Regional Magistrate Marina Voges postponed her sentencing in the Bloemfontein Regional Court on Monday after the defence and the prosecutor argued in mitigation and aggravation of sentence.

“She used her intelligence to harm people, some of them her family and friends. She could have been a brilliant advocate, for example, but she used her intelligence for crime,” prosecutor Vic de Bruyn argued before he asked the court to send Greyling to jail for ten to twelve years.

“She will thank me one day, but for the sake of her children she should be kept away from them,” De Bruyn said.

But Greyling's attorney, Eugene Lubbe, argued that correctional supervision should be considered as an option.

“The State argued that a jail term is the only appropriate sentence to rehabilitate the defendant and to protect the community against her. It is my submission that correctional supervision can be even more appropriate, depending on the conditions,” he told the court.

Earlier, social worker Ingrid Bengell testified that she believed a prison sentence was the only appropriate punishment for the Bloemfontein businesswoman and former erotic dancer.

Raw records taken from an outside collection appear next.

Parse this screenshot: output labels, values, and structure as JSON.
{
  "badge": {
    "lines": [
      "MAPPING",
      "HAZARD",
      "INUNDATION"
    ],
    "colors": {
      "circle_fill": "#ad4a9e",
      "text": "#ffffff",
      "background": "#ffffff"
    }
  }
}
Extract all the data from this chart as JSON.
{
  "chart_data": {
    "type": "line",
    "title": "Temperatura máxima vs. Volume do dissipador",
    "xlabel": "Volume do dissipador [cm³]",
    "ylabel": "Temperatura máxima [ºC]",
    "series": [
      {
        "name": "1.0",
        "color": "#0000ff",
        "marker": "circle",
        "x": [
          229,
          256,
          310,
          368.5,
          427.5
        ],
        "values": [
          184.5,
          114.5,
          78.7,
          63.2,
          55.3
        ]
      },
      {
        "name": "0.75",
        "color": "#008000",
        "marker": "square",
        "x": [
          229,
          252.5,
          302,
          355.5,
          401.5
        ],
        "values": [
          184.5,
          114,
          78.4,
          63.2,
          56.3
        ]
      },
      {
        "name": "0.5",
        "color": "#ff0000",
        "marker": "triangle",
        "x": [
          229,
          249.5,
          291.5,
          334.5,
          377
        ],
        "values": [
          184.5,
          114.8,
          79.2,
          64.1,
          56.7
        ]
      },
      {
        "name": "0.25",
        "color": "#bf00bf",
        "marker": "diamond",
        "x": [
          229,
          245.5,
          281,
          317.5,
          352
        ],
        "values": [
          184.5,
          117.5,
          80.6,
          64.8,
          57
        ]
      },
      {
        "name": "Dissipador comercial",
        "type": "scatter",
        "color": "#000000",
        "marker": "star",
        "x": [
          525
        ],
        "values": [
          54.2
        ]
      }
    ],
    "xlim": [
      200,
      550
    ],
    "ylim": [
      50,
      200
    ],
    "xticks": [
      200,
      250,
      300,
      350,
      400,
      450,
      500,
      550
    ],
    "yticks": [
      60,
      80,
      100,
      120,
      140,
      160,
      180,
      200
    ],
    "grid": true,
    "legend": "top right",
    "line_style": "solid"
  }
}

A report from the department of correctional services, however, suggested that she be put under house arrest as she had three children - aged 3, 4 and 6 - who depended on her.

Bengell told the court that Greyling’s children had adapted well to life without their mother while Greyling was in jail.

“It is difficult for any child when a parent suddenly disappears, but they have adapted. They are doing well without her.”

Greyling, dressed in a formal black jacket, a fluffy collar and pearl earrings, listened nervously to Bengell’s testimony.

Greyling appeared to be taking strain.

Bengell told the court that suspended sentences or fines were not possible options.

“The community should be protected against her. In addition, jail time will also help her to be rehabilitated.”

The social worker testified that she believed Greyling had shown no remorse.

“Yes, she pleaded guilty, and yes, she said she is finished with crime. But can you justify your deeds by blaming it on what happened in your past? As grown-ups, we have choices. It is difficult to say whether she can just change her ways. She needs professional help.”

During her testimony in mitigation of sentence, Greyling revealed how she had already been found guilty of fraud charges in her matric year in Kempton Park. At the time, she had been given a suspended sentence.

Greyling, 28, also testified that her mother abused drugs and alcohol.

She was a barlady and a stripper in Port Elizabeth before she started her own import business in 2009.

Greyling testified how she had used drugs daily from 2006 to 2008, until she fell pregnant with the first of her three daughters.